Dr. Alsoufi, along with Erle H. Austin III, M.D., cardiothoracic surgeon with Norton Children’s Heart Institute, performed Clayton’s aortic valve repair. Dr. Rankin, the creator of the medical device, also was in the operating room to provide guidance as needed.
“I just consider myself lucky in a lot of ways,” Clayton said. “I consider myself very lucky to have had such an incredible cardiologist, surgeon and team of surgeons that oversaw my procedure. I’m lucky this device was invented by the time I needed surgery. I’m lucky I live right across the river in Southern Indiana from one of the best cardiovascular hospitals in the United States in Norton Children’s Hospital.”

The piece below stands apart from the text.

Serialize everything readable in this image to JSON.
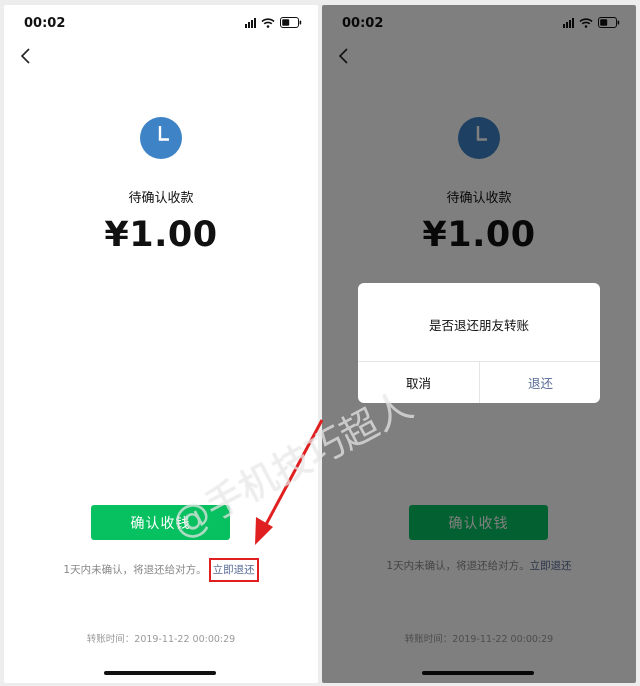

Since his surgery, Clayton feels liberated physically, with new confidence about his health. While he hasn’t returned to the stage yet, he’s looking forward to the next show he’s able to do.
“I feel better than I ever did,” he said. “I’m not on any medication, except for a baby aspirin. At my last checkup, they weren’t able to detect any leaks. I’m hoping that remains the same for many years ahead.”